All of the above is said against what may prove to be my better instincts, but I could not let Louis stand alone in voicing concern.
EricStroupJune 6th, 2009, 9:42 pm
Spruce Creek Pa

Posts: 11

How well do you have to know someone to help them?

What are the requirements? I gave a couple of guys some flies today, did I make a mistake? I didn't even get their names.
Louis, I didn't know you when I met you, I hope I didn't give any secrets away.
You guys are missing the boat. We need to be doing everything in our power to introduce people to this sport not drive them away with pretentious BS.
The Little J is my home water and I'm on it everyday. I want people to enjoy it and have success on it. The more people that have a favorable oppinion, the better. That is the very reason we got C&R regs on it.
Those of you who are good fishermen, do the sport a favor and help someone else become good.
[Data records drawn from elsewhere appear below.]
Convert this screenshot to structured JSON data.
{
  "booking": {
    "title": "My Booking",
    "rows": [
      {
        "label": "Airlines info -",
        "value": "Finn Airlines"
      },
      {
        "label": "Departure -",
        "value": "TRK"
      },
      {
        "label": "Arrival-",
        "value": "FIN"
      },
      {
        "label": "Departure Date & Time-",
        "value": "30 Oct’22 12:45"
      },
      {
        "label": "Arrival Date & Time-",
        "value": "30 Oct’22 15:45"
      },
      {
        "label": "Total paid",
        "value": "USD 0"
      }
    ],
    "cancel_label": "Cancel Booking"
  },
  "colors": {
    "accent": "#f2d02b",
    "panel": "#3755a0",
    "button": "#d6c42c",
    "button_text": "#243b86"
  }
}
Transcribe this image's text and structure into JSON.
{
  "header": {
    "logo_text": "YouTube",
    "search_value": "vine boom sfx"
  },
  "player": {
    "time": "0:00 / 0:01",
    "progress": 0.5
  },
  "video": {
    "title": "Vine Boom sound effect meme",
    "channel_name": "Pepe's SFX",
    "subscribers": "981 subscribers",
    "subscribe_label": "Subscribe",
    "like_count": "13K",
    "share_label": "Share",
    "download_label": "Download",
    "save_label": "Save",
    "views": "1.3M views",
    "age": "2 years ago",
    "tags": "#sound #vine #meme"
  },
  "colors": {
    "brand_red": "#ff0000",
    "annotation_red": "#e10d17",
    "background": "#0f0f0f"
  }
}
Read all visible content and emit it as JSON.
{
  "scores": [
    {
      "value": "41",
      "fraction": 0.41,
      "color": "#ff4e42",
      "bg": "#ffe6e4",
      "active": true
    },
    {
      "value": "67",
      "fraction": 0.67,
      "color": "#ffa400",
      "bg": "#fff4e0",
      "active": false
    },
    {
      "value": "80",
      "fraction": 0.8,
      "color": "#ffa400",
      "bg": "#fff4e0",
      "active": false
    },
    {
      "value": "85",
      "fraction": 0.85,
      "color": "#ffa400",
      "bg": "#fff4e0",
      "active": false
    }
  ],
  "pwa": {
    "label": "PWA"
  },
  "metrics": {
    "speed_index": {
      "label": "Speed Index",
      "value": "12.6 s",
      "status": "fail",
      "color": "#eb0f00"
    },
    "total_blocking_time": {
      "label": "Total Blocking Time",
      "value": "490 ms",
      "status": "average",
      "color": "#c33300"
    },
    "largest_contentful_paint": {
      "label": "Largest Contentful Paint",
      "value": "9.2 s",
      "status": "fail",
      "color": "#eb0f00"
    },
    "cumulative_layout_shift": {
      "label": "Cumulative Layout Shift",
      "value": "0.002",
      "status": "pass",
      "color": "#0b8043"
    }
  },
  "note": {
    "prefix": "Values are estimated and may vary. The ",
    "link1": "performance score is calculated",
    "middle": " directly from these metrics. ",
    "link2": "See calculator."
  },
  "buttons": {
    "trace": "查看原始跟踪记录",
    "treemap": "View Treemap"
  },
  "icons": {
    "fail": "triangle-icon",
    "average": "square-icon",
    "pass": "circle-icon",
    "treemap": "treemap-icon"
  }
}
Success breeds long lasting sportsmen and eventually conservation minded stewards. If you're one of those people that became good at this endeavor, and don't want anyone else to be as good as you because it threatens your good time, go play golf, or checkers. Whatever you do, stay out of our streams. This sport is about the sharing of information and ideas, and about meeting people on the stream, as my wife and I did today, exchanging fly patterns. We didn't know anything about each other except for the fact that we all had fly rods and were trying to catch trout. What a great common bond.
This is a great sport that can last a life time, and NONE of us will ever have more answers than questions. So the next time you ask someone a question like, "What type of streamers were you throwing" and they don't want to answer you, maybe it's because the real question should have been, "Why were you throwing streamers during the peak hatch season?"